Per fare comunicazione sul digitale bisogna capire qual è il nostro obiettivo, ma anche da dove siamo venuti. Per un 2018 che inizia, c’è un 2017 che termina, e questo vuol dire che è giunto il momento di fare un resoconto delle principali tendenze protagoniste del digitale nell’anno che se ne sta andando. Ecco i 3 trend della comunicazione digitale del 2017, in brevi pillole!

1. Un mondo video first: come e perché la comunicazione è stata soprattutto via video

 

  • Una crescita esponenziale degli utenti di smartphone: da 2082 milioni nel 2016 a 2292 nel 2017. I social networks oggi si “consumano” praticamente solo sui devices mobili, dove i contenuti privilegiati sono i video mobile ready.
  • Secondo l’infografica del team di Filmora, entro il 2020 l’80% del traffico internet sarà composto da video.
  • I video sui social nel 2018 tendono anche verso il live streaming: le statistiche mostrano che l’80% degli utenti preferisce vedere un live video piuttosto che leggere un post, anche se brandizzato. Con i contenuti live le aziende raggiungono i consumatori con l’immediatezza di una real-time communication.
  •  I contenuti effimeri: sono i video con vita breve che sono accessibili solo per 24 ore sui social networks (le Stories di Instagram, per capirci). Nel 2017 hanno avuto successo e nel 2018 ne avranno ancora di più perché, come spiega l’articolo di Ninja Marketing, innescano la FOMO (Fear Of Missing Out), sono mobile first e sono altamente engaging.

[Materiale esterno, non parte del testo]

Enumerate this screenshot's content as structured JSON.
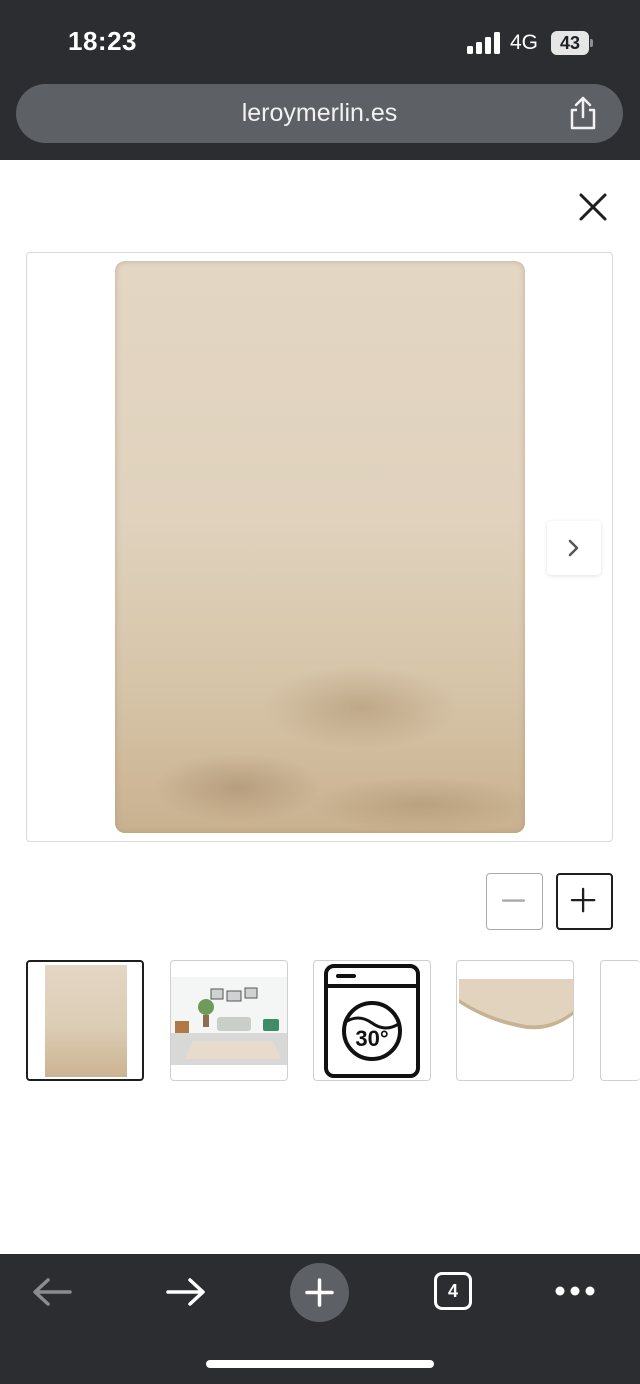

2. La diffusione dei chatbots

  • Il report di Ogilvy sui digital trend del 2017 spiega che con l’uberizzazione dei servizi e con la crescita di esperienze di consumo come Airbnb e Netflix, il consumatore digital si è abituato a prestazioni on demand e ora pretende un un servizio clienti completamente on demand. E subito.
  • Nel 2017 l’80% dei leader di marketing hanno affermato di star pianificando soluzioni che comprendano chatbot o AI (intelligenza artificiale) entro il 2020.
  • I problemi? Le elezioni USA 2016 hanno evidenziato per la prima volta i limiti dei contenuti controllati da algoritmi, come spiega il The Guardian. Dare controllo all’intelligenza artificiale significa dare anche libertà di scelta tra cosa è giusto e cosa è sbagliato: il problema è etico.

3. #ad: l’ incremento nell’utilizzo degli influencer social da parte di aziende

  • L’infografica del network per media globali Fipp mostra come gli influencers rappresentino oggi il primo canale di marketing in crescita.
  • Secondo Forbes conoscere e saper sfruttare gli influencer della generazione Z (da non confondere con i milliennials!) è uno degli step fondamentali per dialogare con quella che è “la prima generazione mobile-first della storia”, come scrive Riccardo Coni.
  • Le strategie sui social media del prossimo anno faranno leva anche sugli UGC (user generated contents) in senso stretto: secondo il report Nielsen, Global Trust in Advertising, l’83% dei consumatori si fida delle raccomandazioni di persone che conoscono e il 66% si fida delle opinioni postate online dagli altri consumatori.

Insomma, il 2017 è stato caratterizzato da nuove modalità di dialogo social tra utenti e brand. Ora non ci resta che fare previsioni sui trend che caratterizzeranno il 2018, secondo voi quali saranno?